BMC Med Res Methodol. 2016 Aug 2;16:91. doi: 10.1186/s12874-016-0189-0.
Meta-analytical methods are frequently used to combine dose-response findings expressed in terms of relative risks. However, no methodology has been established when results are summarized in terms of differences in means of quantitative outcomes.
We proposed a two-stage approach. A flexible dose-response model is estimated within each study (first stage) taking into account the covariance of the data points (mean differences, standardized mean differences). Parameters describing the study-specific curves are then combined using a multivariate random-effects model (second stage) to address heterogeneity across studies.
The method is fairly general and can accommodate a variety of parametric functions. Compared to traditional non-linear models (e.g. E max, logistic), spline models do not assume any pre-specified dose-response curve. Spline models allow inclusion of studies with a small number of dose levels, and almost any shape, even non monotonic ones, can be estimated using only two parameters. We illustrated the method using dose-response data arising from five clinical trials on an antipsychotic drug, aripiprazole, and improvement in symptoms in shizoaffective patients. Using the Positive and Negative Syndrome Scale (PANSS), pooled results indicated a non-linear association with the maximum change in mean PANSS score equal to 10.40 (95 % confidence interval 7.48, 13.30) observed for 19.32 mg/day of aripiprazole. No substantial change in PANSS score was observed above this value. An estimated dose of 10.43 mg/day was found to produce 80 % of the maximum predicted response.

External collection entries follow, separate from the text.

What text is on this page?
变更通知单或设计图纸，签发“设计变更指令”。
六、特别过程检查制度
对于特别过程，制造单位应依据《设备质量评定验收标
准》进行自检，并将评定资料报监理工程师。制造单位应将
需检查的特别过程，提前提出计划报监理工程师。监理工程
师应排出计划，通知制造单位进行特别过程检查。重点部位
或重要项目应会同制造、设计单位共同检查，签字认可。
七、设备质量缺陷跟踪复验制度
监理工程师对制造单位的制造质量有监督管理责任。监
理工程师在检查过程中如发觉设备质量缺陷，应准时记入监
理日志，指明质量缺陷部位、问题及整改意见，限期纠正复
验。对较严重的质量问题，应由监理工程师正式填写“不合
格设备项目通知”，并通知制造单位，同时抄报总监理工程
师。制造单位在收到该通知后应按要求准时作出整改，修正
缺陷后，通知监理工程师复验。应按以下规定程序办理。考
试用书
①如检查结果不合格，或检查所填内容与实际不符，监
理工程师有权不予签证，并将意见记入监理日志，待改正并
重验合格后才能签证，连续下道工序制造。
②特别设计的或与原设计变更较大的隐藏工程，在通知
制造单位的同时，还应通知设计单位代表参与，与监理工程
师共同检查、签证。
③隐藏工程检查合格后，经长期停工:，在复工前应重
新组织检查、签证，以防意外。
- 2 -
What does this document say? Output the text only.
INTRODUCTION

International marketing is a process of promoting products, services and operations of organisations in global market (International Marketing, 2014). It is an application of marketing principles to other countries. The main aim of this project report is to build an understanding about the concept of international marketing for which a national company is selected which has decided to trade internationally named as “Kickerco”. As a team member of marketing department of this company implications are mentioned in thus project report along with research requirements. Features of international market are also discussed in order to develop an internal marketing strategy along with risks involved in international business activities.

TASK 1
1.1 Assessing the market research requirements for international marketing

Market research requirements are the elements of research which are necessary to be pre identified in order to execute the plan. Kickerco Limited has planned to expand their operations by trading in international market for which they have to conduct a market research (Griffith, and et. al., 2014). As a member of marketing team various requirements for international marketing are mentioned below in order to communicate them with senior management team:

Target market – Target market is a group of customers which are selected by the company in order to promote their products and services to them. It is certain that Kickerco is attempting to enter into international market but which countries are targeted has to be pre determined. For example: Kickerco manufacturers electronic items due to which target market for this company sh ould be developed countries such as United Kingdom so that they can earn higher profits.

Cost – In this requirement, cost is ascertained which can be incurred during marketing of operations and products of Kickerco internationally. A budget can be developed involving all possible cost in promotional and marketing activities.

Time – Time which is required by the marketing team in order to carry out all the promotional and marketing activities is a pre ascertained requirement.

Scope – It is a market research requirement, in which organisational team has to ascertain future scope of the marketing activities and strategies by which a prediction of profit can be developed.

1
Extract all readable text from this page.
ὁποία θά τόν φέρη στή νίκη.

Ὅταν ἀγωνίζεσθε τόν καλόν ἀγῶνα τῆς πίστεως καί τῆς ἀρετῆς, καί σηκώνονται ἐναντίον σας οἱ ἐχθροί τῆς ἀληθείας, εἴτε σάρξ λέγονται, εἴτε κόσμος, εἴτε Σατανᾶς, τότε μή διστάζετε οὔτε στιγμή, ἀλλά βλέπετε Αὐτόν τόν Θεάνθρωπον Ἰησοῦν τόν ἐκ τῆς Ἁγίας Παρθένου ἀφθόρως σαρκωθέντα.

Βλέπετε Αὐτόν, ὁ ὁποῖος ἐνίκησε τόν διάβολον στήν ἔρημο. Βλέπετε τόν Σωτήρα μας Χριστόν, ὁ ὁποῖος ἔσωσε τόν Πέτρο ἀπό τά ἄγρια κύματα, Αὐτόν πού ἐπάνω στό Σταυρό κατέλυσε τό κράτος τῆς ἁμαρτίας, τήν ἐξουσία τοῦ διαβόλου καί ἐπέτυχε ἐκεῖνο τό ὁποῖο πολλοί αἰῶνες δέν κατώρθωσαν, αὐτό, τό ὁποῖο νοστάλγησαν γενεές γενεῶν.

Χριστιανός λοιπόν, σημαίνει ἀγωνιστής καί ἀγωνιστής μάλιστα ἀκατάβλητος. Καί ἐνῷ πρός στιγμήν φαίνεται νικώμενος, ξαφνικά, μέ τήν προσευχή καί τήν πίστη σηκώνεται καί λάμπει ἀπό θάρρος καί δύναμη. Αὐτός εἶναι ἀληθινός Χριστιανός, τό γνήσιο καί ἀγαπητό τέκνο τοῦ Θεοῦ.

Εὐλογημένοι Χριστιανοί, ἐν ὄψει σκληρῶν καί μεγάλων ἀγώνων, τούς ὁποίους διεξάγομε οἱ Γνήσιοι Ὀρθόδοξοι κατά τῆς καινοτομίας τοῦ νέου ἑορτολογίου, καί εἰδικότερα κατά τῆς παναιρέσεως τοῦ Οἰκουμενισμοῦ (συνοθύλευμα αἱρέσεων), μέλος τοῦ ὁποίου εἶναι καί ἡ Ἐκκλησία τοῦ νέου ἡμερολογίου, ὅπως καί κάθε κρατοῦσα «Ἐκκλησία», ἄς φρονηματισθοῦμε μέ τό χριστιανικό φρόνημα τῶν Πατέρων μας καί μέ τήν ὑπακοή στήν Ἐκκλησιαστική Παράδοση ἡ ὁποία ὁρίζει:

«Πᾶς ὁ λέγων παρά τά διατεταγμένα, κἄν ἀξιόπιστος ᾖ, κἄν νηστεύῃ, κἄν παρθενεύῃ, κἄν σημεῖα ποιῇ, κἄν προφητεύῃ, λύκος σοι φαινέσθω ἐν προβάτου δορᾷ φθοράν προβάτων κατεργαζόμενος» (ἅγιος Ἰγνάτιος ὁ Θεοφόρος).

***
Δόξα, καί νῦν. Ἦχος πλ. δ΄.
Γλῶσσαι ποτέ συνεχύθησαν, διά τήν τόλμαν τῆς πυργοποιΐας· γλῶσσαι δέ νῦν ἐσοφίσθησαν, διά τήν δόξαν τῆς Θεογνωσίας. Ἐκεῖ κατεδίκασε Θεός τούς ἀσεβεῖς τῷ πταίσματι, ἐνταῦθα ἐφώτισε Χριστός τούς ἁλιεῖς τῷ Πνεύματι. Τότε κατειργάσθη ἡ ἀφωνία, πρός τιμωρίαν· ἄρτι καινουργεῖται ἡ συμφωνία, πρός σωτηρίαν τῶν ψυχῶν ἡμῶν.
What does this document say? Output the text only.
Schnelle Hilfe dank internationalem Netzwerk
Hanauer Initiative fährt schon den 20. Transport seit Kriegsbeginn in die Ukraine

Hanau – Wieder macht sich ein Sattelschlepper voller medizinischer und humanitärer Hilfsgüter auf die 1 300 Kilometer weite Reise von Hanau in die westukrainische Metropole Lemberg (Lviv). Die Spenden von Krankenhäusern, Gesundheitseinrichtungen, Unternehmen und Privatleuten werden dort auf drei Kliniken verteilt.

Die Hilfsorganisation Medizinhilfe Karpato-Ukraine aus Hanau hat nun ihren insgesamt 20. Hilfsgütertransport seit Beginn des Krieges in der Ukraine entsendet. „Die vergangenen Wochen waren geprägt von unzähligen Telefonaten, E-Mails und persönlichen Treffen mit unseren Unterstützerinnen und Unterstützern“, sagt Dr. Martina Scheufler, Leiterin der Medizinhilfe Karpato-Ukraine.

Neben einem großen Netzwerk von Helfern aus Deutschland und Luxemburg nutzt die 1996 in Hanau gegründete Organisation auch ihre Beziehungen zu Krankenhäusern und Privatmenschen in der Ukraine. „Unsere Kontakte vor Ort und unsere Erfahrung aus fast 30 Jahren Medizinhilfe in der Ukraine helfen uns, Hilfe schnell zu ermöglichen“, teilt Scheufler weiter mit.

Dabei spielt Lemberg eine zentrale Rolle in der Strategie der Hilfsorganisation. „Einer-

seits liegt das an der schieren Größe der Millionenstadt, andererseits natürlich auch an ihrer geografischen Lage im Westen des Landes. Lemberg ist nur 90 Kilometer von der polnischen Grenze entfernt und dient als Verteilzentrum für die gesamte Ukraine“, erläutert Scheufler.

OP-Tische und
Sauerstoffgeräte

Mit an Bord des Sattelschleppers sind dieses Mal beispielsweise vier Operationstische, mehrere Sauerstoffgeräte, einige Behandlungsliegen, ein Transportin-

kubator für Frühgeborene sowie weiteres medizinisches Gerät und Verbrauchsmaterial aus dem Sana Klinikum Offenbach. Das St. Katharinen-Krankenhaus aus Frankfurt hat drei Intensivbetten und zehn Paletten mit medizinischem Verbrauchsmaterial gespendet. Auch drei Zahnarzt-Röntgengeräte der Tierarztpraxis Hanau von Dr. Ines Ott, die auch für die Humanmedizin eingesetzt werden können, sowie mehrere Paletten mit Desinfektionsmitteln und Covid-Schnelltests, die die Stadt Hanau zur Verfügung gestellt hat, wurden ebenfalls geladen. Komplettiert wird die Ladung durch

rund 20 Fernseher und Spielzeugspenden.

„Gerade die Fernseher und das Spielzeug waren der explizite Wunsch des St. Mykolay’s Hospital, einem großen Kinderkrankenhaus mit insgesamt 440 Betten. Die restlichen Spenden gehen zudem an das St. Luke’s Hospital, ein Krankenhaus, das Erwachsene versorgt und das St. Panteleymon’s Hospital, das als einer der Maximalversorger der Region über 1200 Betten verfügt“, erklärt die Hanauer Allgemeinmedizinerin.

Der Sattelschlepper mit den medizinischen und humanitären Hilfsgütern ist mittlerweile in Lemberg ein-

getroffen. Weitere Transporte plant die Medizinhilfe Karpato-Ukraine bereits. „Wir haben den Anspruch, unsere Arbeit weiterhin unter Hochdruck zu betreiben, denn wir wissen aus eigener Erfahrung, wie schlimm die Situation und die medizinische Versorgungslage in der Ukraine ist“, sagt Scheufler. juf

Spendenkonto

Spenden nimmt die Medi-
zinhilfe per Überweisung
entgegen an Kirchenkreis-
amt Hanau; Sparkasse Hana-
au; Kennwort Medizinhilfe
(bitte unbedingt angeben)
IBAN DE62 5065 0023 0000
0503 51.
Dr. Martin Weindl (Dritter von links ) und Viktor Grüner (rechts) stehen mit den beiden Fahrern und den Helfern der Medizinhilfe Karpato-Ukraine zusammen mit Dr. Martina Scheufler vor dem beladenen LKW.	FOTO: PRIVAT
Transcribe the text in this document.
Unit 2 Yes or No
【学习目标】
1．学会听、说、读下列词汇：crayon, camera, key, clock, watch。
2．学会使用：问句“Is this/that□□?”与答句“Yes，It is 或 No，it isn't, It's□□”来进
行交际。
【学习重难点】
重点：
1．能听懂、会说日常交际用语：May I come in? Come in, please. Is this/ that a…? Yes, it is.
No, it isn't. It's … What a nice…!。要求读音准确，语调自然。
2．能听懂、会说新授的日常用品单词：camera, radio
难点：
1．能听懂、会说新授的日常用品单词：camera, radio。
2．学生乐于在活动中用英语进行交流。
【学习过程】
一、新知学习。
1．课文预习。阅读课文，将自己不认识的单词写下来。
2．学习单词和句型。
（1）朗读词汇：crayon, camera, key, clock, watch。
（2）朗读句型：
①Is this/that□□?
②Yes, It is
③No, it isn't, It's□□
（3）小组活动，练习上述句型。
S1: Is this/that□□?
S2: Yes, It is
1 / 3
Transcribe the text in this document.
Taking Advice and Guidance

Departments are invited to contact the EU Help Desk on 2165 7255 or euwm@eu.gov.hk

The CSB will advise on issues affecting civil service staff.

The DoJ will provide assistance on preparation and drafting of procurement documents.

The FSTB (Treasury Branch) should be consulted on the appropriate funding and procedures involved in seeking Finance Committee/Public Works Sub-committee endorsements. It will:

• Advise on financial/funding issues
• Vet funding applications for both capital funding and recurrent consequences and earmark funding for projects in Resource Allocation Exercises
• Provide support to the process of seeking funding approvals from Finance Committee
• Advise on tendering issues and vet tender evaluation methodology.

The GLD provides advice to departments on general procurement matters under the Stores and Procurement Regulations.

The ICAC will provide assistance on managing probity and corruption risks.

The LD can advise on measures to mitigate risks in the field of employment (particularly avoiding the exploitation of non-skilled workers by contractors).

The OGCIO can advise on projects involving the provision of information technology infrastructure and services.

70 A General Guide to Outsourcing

The described approach should be adopted to combine correlated differences in means of quantitative outcomes arising from multiple studies. Sensitivity analysis can be a useful tool to assess the robustness of the overall dose-response curve to different modelling strategies. A user-friendly R package has been developed to facilitate applications by practitioners.
荟萃分析方法常用于合并以相对风险表示的剂量-反应发现。然而,当以定量结局的均数差值来总结结果时,尚未建立相应的方法学。
我们提出了一种两阶段方法。在每个研究中(第一阶段),考虑数据点的协方差(均数差值,标准化均数差值),估计一个灵活的剂量-反应模型。然后使用多变量随机效应模型(第二阶段)来组合描述各研究曲线的参数,以解决研究间的异质性。
该方法相当通用,可以容纳各种参数函数。与传统的非线性模型(例如 E max 、逻辑)相比,样条模型不假设任何预先指定的剂量-反应曲线。样条模型允许纳入剂量水平较少的研究,并且仅使用两个参数就可以估计几乎任何形状的曲线,甚至是非单调的曲线。我们使用来自五项抗精神病药阿立哌唑治疗精神分裂症谱系障碍患者的症状改善的临床试验的剂量-反应数据说明了该方法。使用阳性和阴性症状量表(PANSS),汇总结果表明与最大平均 PANSS 评分变化呈非线性关联,19.32mg/日阿立哌唑的平均 PANSS 评分最大变化为 10.40(95 %置信区间 7.48 ,13.30)。在该值以上,PANSS 评分没有明显变化。发现 10.43mg/日的估计剂量可产生 80 %的最大预测反应。
应采用描述的方法来合并多个研究中定量结局的相关均数差值。敏感性分析可以作为一种有用的工具,评估总体剂量-反应曲线对不同建模策略的稳健性。已经开发了一个用户友好的 R 包,以方便从业者的应用。